Devletin İslami şekillenişinin Sevgili peygamberimiz döneminde nasıl olduğunu ve o dönemdeki öz/çekirdek örneğin, günümüzde nasıl biçimlenmesi gerektiğini yüzlerce kez ifade ettik. İlkeleri oldukça basit olan gerçek İslam devleti; öldürmeye değil barıştırmaya, ötekileştirme ve ayrıştırmaya değil, barış içinde bir arada yaşamaya odaklanır.
Ama ne hikmetse nüfusunun “% 99’unun Müslüman olması”yla övünülen bir ülkede, görece bilinen İslam’ın çerçevesinden baksak bile, insan olanı sarsan Silvan duvar yazıları, bir kez daha dikkatlerimizi devlet anlayışımızı sorgulamaya yöneltti.
Silvan duvarlarına yazılan yazıların, kışkırtıcı ve ayrıştırıcı bir dil taşımaması, aksine Silvan halkını kucaklayan bir dilin kullanılması gerekirdi.
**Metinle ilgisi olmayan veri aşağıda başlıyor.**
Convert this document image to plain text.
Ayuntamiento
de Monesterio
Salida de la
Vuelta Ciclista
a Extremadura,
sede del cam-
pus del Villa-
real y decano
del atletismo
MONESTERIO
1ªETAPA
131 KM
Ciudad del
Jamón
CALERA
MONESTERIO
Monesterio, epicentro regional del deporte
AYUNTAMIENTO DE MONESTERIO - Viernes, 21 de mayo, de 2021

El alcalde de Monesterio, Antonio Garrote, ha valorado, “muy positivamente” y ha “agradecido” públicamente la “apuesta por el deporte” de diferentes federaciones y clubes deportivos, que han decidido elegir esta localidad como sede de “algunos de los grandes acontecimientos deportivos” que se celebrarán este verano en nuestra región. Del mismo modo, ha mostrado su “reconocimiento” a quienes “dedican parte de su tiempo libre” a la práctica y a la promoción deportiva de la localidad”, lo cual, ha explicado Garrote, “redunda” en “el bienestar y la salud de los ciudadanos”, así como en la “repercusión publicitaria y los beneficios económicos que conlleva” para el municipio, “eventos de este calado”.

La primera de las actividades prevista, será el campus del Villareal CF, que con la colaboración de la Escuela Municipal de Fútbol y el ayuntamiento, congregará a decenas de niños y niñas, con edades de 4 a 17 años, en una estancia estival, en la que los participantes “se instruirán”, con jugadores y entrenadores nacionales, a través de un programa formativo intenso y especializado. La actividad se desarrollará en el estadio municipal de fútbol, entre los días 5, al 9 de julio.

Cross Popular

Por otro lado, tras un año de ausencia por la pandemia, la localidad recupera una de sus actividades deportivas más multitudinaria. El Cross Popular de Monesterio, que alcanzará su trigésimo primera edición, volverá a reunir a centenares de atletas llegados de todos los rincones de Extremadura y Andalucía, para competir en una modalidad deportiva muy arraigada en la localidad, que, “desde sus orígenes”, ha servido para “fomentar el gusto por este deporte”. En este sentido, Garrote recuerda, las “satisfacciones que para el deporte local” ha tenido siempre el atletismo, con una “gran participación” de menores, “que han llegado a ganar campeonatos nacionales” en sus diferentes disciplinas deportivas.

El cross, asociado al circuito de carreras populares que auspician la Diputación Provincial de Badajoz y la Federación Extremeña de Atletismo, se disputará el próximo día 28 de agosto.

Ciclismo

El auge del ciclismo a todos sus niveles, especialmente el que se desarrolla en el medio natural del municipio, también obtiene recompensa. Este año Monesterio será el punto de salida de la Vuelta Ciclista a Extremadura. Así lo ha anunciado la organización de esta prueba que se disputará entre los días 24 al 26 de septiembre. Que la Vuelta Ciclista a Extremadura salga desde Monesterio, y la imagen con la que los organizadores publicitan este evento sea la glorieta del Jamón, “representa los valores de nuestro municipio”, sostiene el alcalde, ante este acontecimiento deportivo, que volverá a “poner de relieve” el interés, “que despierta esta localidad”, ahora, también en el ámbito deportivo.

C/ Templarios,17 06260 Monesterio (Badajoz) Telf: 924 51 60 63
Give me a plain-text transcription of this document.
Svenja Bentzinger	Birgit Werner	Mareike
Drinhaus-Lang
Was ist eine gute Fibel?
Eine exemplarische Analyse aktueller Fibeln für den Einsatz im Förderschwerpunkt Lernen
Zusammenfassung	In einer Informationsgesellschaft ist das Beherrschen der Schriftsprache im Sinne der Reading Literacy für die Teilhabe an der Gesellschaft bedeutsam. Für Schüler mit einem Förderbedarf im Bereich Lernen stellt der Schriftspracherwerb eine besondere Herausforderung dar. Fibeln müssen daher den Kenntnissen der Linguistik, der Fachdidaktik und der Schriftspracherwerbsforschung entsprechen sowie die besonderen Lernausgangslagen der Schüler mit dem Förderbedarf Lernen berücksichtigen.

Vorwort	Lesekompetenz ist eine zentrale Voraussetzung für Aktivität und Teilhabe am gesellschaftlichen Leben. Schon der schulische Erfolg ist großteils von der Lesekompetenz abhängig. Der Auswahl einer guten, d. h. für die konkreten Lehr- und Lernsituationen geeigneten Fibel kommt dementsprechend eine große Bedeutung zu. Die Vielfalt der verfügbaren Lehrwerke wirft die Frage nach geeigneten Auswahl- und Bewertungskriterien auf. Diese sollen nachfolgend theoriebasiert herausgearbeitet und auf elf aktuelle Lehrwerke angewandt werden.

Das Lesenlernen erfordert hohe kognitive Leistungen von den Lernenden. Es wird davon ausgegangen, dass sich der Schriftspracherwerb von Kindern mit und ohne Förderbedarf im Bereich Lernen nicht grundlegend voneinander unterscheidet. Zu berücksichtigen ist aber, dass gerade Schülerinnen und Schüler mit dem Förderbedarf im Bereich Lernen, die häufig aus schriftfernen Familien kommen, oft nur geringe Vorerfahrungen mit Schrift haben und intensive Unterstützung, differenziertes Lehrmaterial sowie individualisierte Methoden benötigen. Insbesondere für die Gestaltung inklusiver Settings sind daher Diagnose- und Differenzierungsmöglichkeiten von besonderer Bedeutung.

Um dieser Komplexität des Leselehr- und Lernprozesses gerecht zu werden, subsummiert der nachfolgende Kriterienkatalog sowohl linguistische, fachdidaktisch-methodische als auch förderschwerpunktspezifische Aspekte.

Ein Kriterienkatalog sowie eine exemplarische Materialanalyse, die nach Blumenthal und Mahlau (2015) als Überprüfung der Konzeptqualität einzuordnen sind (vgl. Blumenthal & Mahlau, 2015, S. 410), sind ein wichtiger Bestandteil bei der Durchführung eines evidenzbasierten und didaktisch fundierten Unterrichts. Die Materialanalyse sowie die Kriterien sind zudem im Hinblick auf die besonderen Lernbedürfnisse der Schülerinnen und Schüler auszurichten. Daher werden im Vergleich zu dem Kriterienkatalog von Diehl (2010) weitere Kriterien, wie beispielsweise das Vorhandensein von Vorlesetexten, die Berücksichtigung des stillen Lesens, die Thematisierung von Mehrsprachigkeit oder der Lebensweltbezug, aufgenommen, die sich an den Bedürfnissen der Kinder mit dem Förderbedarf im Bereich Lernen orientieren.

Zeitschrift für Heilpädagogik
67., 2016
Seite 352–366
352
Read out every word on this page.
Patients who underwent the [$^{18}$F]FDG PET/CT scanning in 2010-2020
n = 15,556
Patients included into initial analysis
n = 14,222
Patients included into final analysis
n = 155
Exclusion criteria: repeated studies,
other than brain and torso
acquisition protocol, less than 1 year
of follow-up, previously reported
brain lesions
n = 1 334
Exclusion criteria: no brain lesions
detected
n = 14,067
Kapsayıcı, uzlaştırıcı ve barışçı olması gereken İslami ruhtan ne kadar uzak olunduğunu kanıtlayan bu duvar yazıları, tarihsel devlet gerçekliğini en çıplak şekilde gözlerimizin önüne bir kez daha serdi.
Bir toplumu korkudan ve şiddetten arındırmak isteyen bir gücün, şefkat ve merhamet dilini temel alması zorunludur. Korku ve şiddet, ancak böylesi bir yaklaşımla toplumdan yalıtılabilir. Aksi taktirde şiddet, yeniden ve yeniden üretilir. Bu durumda toplum, kendini tekrar eden fasit bir dairenin içine hapis olmak zorunda kalır ve kendi iç enerjisini tüketir. Topluma enerji ve güç, yaşama sevinci ve azmi veren korku ve şiddet değil, sevgi ve merhametle barışma ve dayanışma kültürüdür.